Does buying email lists still work?
8 min read
An email list is a list of subscribers, who may or may not opted-in to receive emails from a certain sender.
The first thing email marketers will hear from list providers is that email lists could save them time growing their email database. Technically, that is correct. However, there is no such thing as a free lunch. Buying email lists does have hidden drawbacks. Read on if you want to know what they are.
Source: AppInstitute
Email lists may contain emails of users who never subscribed to your newsletter, therefore chances are they will not open your emails and will not engage with it. Email lists also contain old emails that can no longer be active, which will result in the increase of your bounce rate. Even if a company that is selling you email lists claims (and it certainly will) it contains only high-quality data, chances are that data is irrelevant to your business, meaning that recipients will not be interested in the content of your emails, which will be followed by an increased unsubscribe rate.
Legal implications of buying email addresses
Using email lists could also lead to some serious legal implications. Email marketers could easily use email lists in the past if they wanted to. However, after the General Data Protection Regulation (GDPR, the European data privacy act) was passed in May 2018, the use of email lists was forbidden. According to the GDPR, not only your subscribers have to have an option to unsubscribe, but they must also have the right to opt-in to receive any emails from you. Having introduced the GDPR, Europe wanted to protect its users from receiving unwanted emails completely eradicating the use of email lists. So if you are planning on targeting users from Europe, you might want to forget about buying email lists, unless you do not fear the legal consequences this may bring.
Reputation, deliverability and user engagement
When it comes to your reputation, email deliverability and user engagement is what defines it. Deliverability rate is measured by the number of emails that landed in your subscribers’ inbox, as opposed to their spam folder. In this regard, email lists could be a pitfall on the way to successful email marketing. Whether you want it or not, the majority of purchased lists will contain old email addresses that aren’t active, which will result in your emails being bounced and your bounce rate climb. A bounce rate of no higher than 2%* is normal. If a recipient does receive an email from a sender they never subscribed to, expect that this recipient will most likely not engage with it. In the worst-case scenario, they will mark it as spam. These two at first sight insignificant factors in fact measure your business reputation, and jeopardizing it and neglecting all the efforts put into creating an email campaign would be irrational.
Sending emails to recipients who have little or if any interest in your content, can cause no less troubles than high bounce rates. Internet Service Providers (ISP) like Gmail, Hotmail, or Yahoo want to make sure their users receive relevant and high-quality content from email marketers. They track if their users open, engage with or report an email as spam. If there is high engagement, the ISP will automatically make sure similar emails will arrive at the recipient’s inbox. If there is low engagement, the ISP will make sure the email skips the recipient’s inbox and will land in their spam folder. The more sender’s emails are marked as spam or are bounced, the lower email deliverability rates will be, which will in turn damage the sender’s reputation and have his emails constantly marked as spam, even if the recipient didn’t mark them so.
Source: Easyspace
As you have already understood, email deliverability and engagement rate are the two factors that affect your sender score, and Internet Service Providers are the ones who determine that score. A number of things, such as spam complaints, mailing to inactive email addresses, email blacklists, the number of emails rejected and accepted by users, influence your sender score. Since low engagement is the first thing you will get from purchased email lists, you will most certainly see a significant sender score drop.
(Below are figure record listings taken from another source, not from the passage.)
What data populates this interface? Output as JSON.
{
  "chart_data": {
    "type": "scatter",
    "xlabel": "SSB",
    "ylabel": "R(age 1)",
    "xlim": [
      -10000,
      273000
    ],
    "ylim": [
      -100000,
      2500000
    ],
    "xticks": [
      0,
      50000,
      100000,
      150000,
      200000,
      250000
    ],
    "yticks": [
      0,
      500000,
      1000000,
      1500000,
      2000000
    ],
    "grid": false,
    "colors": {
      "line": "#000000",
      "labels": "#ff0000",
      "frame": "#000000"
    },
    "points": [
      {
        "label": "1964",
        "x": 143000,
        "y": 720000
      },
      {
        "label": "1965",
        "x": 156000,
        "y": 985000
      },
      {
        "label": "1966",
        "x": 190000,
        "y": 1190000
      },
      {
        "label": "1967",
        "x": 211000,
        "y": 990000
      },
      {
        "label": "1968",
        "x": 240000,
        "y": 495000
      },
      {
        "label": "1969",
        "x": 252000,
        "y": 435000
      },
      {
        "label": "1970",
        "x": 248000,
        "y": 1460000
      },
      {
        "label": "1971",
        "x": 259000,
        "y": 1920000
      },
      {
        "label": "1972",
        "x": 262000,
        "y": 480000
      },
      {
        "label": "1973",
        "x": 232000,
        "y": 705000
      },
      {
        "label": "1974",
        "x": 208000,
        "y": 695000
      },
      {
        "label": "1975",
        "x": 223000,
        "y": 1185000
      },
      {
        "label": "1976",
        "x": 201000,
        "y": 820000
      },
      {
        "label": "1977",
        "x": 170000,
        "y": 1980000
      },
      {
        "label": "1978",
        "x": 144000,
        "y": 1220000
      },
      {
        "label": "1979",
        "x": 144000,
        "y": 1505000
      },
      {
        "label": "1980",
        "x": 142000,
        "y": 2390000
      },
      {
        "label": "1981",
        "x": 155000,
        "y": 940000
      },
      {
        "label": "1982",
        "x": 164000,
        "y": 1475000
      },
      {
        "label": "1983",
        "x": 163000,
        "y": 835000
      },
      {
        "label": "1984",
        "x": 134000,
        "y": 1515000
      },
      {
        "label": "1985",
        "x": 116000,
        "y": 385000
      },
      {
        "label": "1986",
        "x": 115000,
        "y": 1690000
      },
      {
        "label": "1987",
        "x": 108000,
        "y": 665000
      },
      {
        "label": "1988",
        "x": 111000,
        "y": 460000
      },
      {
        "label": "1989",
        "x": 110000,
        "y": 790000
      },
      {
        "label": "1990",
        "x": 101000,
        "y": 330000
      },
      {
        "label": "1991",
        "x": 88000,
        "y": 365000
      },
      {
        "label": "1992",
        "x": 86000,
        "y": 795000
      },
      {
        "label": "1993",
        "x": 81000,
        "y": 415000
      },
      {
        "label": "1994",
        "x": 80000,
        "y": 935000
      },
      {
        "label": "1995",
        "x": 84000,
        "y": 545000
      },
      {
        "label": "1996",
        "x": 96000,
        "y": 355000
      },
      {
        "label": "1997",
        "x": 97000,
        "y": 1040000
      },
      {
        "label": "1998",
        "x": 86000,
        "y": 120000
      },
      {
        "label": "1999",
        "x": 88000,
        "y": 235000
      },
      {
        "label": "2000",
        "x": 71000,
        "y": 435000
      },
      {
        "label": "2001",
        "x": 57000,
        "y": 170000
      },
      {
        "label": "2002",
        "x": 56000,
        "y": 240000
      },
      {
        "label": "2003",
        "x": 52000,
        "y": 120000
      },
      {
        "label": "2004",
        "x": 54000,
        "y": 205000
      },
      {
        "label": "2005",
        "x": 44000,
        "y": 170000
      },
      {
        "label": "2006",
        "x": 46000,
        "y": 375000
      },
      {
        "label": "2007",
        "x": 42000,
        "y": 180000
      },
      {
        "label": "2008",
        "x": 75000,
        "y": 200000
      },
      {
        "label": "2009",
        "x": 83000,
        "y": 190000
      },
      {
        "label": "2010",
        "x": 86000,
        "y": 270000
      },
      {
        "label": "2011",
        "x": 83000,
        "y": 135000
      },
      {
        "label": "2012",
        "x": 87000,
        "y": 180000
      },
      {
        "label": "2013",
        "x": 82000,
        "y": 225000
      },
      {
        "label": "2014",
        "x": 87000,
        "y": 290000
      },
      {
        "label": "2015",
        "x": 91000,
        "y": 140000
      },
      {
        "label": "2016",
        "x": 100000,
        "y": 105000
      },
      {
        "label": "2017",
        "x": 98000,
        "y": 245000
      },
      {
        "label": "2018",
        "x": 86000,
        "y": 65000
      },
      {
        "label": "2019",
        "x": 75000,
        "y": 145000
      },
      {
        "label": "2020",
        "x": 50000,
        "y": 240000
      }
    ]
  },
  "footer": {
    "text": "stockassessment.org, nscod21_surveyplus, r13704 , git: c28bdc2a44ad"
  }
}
We have established that buying email lists is bad. But how to fill up an email database fast and with quality subscribers? As disappointing as it may sound, building an organic email list takes time and effort. In the end, your ultimate goal is to have your subscribers open and read your emails and ultimately become your loyal customers. That does take time and hard work, but the benefits of it your business will enjoy are definitely worth it.
If you still want to buy email list
While we recommend against buying email lists, you are probably still thinking about giving it a try just for the sake of curiosity, or because you need people who you can email and you need them fast. However, don’t jump the gun with sending your newsletter to your “fresh new subscribers” just yet. You might want to consider filtering it through an email validation software, like Mailcheck. Validating your email lists, purchased or organic, will make sure your email database is clean and contains only valid email addresses, which in turn will improve your deliverability and engagement rates, as well as your reputation, and will turn your subscribers into loyal customers.